Lippi era famoso não só por sua arte, essencialmente religiosa, mas também por seus escândalos. Em 1450, fora levado ao tribunal sob acusação de fraude; seis ou sete anos depois, raptou a freira Lucrécia Buti que em 1457 ou 1458 lhe deu um filho, Filippino, mais tarde discípulo de Botticelli.

Após a morte do seu provável mestre, em 1469, Botticelli estabeleceu-se como pintor independente, instalando sua oficina na casa onde morava. O artista e historiador de arte Giorgio Vasari conta que ao lado funcionava uma tecelagem onde oito enormes teares trabalhavam sem cessar fazendo um barulho ensurdecedor que impedia a concentração do artista. Depois de inutilmente implorar ao vizinho que atenuasse o ruído, Botticelli pendurou na parede externa uma pedra gigantesca, que ameaçava cair a qualquer momento sobre a casa do tecelão. Foi o quanto bastou para poder pintar em paz.

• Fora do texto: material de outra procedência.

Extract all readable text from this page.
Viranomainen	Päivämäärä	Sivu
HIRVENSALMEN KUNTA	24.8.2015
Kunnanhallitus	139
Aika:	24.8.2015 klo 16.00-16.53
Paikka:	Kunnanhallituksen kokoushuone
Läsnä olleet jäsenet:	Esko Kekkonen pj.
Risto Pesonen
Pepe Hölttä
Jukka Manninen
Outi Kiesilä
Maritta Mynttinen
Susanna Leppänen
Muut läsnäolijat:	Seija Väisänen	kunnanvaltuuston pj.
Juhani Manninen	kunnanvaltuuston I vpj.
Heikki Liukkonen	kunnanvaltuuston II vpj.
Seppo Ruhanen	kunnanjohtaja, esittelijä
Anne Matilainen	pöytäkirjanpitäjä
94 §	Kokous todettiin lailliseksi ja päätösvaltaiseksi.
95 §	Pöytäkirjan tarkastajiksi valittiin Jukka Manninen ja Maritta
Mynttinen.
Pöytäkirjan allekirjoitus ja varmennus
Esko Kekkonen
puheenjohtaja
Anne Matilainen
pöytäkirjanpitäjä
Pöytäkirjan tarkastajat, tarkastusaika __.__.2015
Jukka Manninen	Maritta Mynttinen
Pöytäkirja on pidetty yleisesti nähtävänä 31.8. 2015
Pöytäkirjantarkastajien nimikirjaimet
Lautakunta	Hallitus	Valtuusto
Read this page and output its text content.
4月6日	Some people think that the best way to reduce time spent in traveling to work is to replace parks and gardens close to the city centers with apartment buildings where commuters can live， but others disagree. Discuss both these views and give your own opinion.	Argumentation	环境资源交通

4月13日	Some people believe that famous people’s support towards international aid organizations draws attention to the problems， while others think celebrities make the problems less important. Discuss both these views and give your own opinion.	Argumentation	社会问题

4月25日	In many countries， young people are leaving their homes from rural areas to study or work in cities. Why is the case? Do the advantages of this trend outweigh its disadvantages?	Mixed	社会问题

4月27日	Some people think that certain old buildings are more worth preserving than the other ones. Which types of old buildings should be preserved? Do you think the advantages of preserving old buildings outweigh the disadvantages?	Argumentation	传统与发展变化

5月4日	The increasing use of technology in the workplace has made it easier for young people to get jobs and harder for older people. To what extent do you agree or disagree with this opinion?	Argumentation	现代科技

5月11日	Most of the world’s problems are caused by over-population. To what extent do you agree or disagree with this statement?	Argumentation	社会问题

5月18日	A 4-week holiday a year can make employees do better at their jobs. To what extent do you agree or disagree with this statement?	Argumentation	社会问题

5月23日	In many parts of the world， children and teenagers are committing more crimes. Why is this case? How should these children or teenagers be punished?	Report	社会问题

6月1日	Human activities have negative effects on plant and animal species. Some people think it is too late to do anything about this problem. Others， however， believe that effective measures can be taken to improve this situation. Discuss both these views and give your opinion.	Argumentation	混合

Em 1470 recebeu sua primeira encomenda documentada. Tratava-se de elaborar uma figura da Fortaleza para compor uma série de sete virtudes que adornaria a Câmara de Conselho da Corporação dos Mercadores. Piero del Pollaiolo – que, juntamente com o irmão, Antonio, influenciou Botticelli nesse período – havia sido encarregado de criar toda a série e chegara a completar algumas figuras. Entretanto, por intervenção de um amigo governante Lourenço de Medici, “o Magnífico”, a Fortaleza passou para as mãos de Botticelli, abrindo-lhe caminho para outras encomendas importantes.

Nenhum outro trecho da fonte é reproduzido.